Clandestino: In search of Manu Chao (4 stars)

Clandestino: In search of Manu Chao

A carnival of photojournalism and trans-continental reportage which brings you closer to the World Music icon

It is no marketing accident that Peter Culshaw’s book has all the look and feel of a Lonely Planet volume. A carnival of photojournalism and trans-continental reportage, Clandestino, in search of Manu Chao is an ambitious biography of an artist who both defines and challenges the most patronising of music categories, World Music.

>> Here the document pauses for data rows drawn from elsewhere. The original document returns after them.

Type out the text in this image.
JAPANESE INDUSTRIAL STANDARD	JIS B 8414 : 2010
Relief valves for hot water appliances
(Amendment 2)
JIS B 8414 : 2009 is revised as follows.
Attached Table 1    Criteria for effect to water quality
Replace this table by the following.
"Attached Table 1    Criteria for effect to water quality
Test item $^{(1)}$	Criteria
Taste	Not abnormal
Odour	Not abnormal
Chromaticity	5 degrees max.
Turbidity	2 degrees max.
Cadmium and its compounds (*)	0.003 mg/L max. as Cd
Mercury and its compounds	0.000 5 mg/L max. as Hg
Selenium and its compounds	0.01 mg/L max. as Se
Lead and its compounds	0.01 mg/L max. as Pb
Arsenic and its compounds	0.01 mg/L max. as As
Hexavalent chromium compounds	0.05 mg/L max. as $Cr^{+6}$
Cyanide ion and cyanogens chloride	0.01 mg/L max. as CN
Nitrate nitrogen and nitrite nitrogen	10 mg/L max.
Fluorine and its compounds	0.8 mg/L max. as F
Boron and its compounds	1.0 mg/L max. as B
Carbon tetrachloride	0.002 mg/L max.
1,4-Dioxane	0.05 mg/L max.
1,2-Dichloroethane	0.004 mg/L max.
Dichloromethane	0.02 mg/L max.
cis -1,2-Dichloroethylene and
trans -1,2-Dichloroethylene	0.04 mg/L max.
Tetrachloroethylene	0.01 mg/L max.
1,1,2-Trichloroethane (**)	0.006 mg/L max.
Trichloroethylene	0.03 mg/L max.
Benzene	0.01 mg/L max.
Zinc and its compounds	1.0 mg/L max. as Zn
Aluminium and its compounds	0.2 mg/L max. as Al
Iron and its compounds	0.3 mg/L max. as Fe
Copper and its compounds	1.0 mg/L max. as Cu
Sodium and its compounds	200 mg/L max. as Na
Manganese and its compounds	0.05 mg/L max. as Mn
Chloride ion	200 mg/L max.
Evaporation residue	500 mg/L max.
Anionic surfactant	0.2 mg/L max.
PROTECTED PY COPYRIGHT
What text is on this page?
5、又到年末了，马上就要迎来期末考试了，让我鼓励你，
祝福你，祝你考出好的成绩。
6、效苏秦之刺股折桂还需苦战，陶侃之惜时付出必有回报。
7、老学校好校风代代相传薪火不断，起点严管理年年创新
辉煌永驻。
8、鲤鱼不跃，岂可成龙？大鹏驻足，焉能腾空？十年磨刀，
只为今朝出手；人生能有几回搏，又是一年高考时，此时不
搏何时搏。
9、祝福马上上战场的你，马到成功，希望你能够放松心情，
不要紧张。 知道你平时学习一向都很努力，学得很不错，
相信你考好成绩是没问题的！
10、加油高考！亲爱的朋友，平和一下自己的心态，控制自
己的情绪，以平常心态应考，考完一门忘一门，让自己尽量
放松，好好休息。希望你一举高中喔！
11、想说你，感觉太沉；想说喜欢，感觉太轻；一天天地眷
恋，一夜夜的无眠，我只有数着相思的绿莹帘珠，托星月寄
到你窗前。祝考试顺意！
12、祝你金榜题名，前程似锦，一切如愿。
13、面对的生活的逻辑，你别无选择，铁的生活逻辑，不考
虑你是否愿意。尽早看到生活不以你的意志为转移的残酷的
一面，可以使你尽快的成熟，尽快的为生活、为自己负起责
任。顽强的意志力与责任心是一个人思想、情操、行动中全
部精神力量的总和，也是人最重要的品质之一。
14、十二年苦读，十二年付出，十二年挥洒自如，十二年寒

Detractors of Culshaw’s work will point to the travelogue appearance and the abundant clichés, which evoke predictable Buena Vista Social Club-esque scenery. Such criticism would be myopic. Culshaw travelled the world shadowing the frenetic Chao and has produced a refined work that marks a disciplined and talented biographer.

Readers hoping for a dismantling of the protean persona, however, may be disappointed; Chao’s mystique remains intact and is perhaps enhanced. And yet, beneath any journalistic hyperbole is the rigour and enquiry of worthwhile research – this is New Historicism in real-time and to its own beat. An impossible task of balancing biographer’s neutrality and acolyte’s excitement has made for a fine story.

Ultimately, nuance is preferred to World Music generalisation as the reader takes to the road with Culshaw and Chao.